Thrashin’ Jack is my go to guy. Adorable, cheerful, daring, whimsical. Also impulsive and impetuous, Thrashin’ Jack is always getting himself into trouble. If he is my alter ego in any way, it would have to be expressed via this last characteristic.
In the months – nay, years, I realize now – in the runup to writing Here and Now, Thrashin’ Jack came to mind as the adventurer who would carouse the pages of my work, making light of ideas that came across as heavy, finding simplicity amidst the complex, and poking holes in any windbags of pompous arrogance that all too often seem to show up in writings about spirituality.
Fair enough. But why a skateboarder?
Believe it or not, skateboarding strikes me as an international symbol, one of the first. I realized that when I was living in Taiwan. I was sitting in an average office one day – everything Chinese inside just as there was everything Chinese outside. Except for one thing. I looked out the window and saw a boy crashing his skateboard in the parking lot. I burst out laughing, wondering what the hell a skateboard was doing in China.
It immediately sparked the memory of my own flirtation with thrashing at our local Cathedral of Christ the King – built on what passed for a hill – in my hometown. All the thrashers (ie skateboarders) used to gather on the south side of the cathedral to practice our ollies, pop shove its and other thrashing moves. It was our skatepark, a decade before anyone thought up the term.
Of course, being that my family always struggled for money, I had brought with me a very old, wide, wood, and (key) heavy skateboard that I think I had dug up at St. Vincent de Paul’s or some other second hand store. The other kids, however, sported new, flashy, narrow, plastic and (key) very light skateboards. They even had these really cool decals on their boards. I felt so out of place.
Needless to say, in that heartwarming way that children have, they quickly laughed me into utter humiliation. As I recall, I never went back.
Even so, I never forgot my fascination with thrashing.
Thus, decades later, when I was casting about for a cartoon character to express myself artistically, Thrashin’ Jack was born.
Now, those aspiring to become illustrators might be surprised to learn that I am largely self-taught. Indeed, my eighth grade art class taught me not to draw – both because of the teacher’s evident disinterest in the subject and Sandy, the truly enthralling girl sitting next to me. No, the first drawing in earnest of my life came from, unsurprisingly, a challenge of Manya’s. I had followed her to Java with an engagement ring in my pocket that she did not know about, but which made things a bit, well, tense between us. One day, in exasperation, she handed me a sketchpad saying, “The town is surrounded by temples. Choose one and draw what you see.” I did.
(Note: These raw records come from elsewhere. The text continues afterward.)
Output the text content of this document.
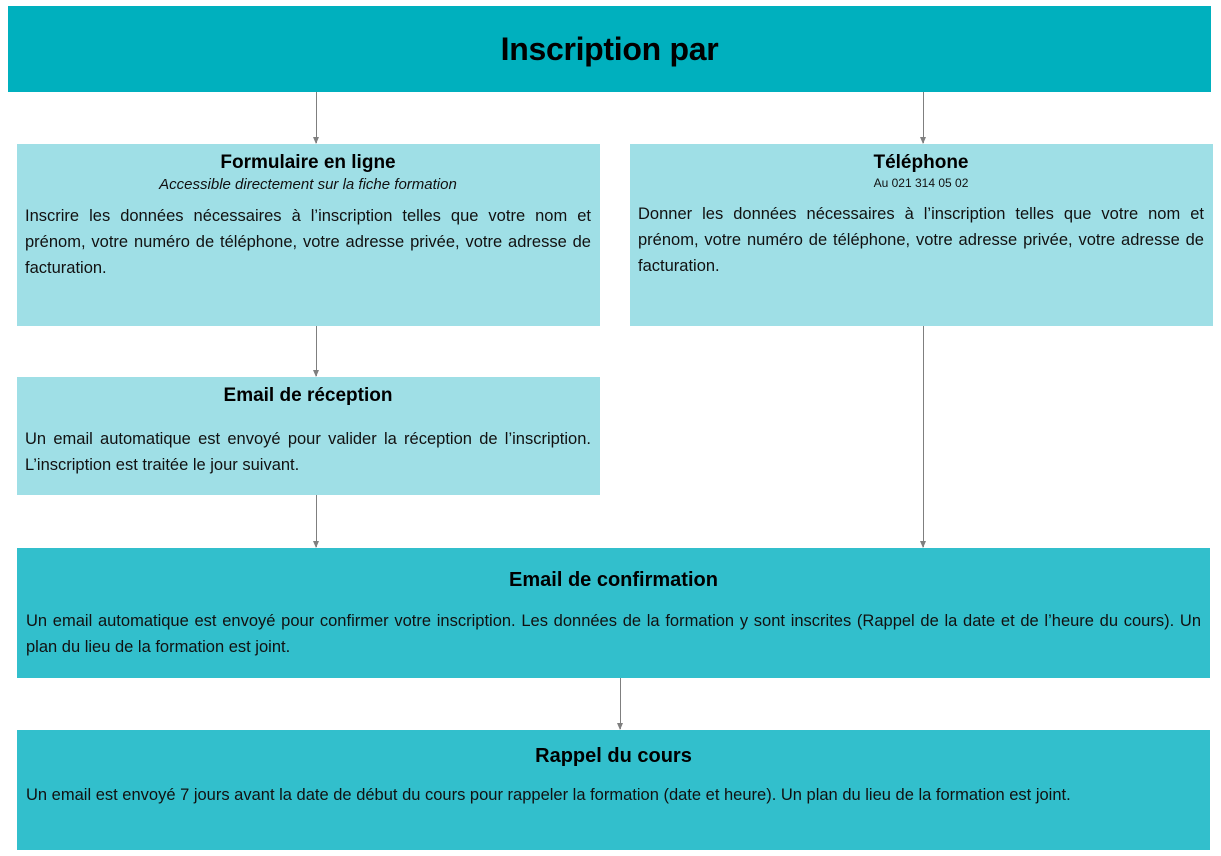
Inscription par
Formulaire en ligne
Accessible directement sur la fiche formation

Inscrire les données nécessaires à l’inscription telles que votre nom et prénom, votre numéro de téléphone, votre adresse privée, votre adresse de facturation.

Téléphone
Au 021 314 05 02

Donner les données nécessaires à l’inscription telles que votre nom et prénom, votre numéro de téléphone, votre adresse privée, votre adresse de facturation.

Email de réception

Un email automatique est envoyé pour valider la réception de l’inscription. L’inscription est traitée le jour suivant.

Email de confirmation

Un email automatique est envoyé pour confirmer votre inscription. Les données de la formation y sont inscrites (Rappel de la date et de l’heure du cours). Un plan du lieu de la formation est joint.

Rappel du cours

Un email est envoyé 7 jours avant la date de début du cours pour rappeler la formation (date et heure). Un plan du lieu de la formation est joint.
Years later, for lack of anything else to do after experiencing a rather severe disappointment in theatre, I again took up illustration. My comics were carried for a while in a local paper. Inevitably, I made a number of truly awful rookie mistakes. My character was named Bosatsu – the Japanese term for
Nevertheless, it was a start. All in all, one can readily see that Bosatsu bears a striking resemblance to Thrashin’ Jack.
Over time, I learned to listen to my readers more. I kept my core concepts, but I made them much more approachable.
For example, the Om symbol gave way to a planet with a moon encircling it, or maybe it is a stylized Saturn with a simple ring. Does it matter? I learned that it truly doesn’t, as readers get the point, anyway, that it celebrates something beyond our pale blue dot.
His eyes, ears, and shoes got a lot cuter. His helmet grew rounder, therefore, more pleasing to the eye. His erstwhile companions, a cat and a bird, gave way to a far more rambunctious ginger tabby named Lotus (inspired by our athletic troublemaker at home). I created my own font, called ThrashinJack, of course. (Email me if you’d like a copy to install on your computer.)
Even his skateboard changed. Gone was the pompous Yin Yang symbol – expressing an essential duality to the universe – replaced with a simple ice cream cone. Yes, there is a melting drop on it, of course, noting the brevity of time. But the message was far less complex – in essence, don’t waste this lifetime since it’s all you get.
In short, Thrashin’ Jack was a lot more fun.
(For example, what flavor ice cream do you suppose it is? Well, it’s your favorite, of course. If you ask mine, I go back and forth between mint chocolate chip and rocky road. Ice cream cognoscenti take for granted that mint chocolate chip, originally named Mint Royale, was invented by a culinary student and presented to the royals during Princess Anne’s wedding in the 70s – and that Rocky Road is a child of the Great Depression, marketed a nickel at a time as an escape from the economic difficulties of that era. Yes, those who take their ice cream seriously know this. Others just adore eating it.)
And it is that fun at the heart of Thrashin’ Jack that makes such an ideal companion for me as I plumb the deep concepts of my mind, my soul, and present them to the world. Hopefully in a whimsical manner. I hope you agree.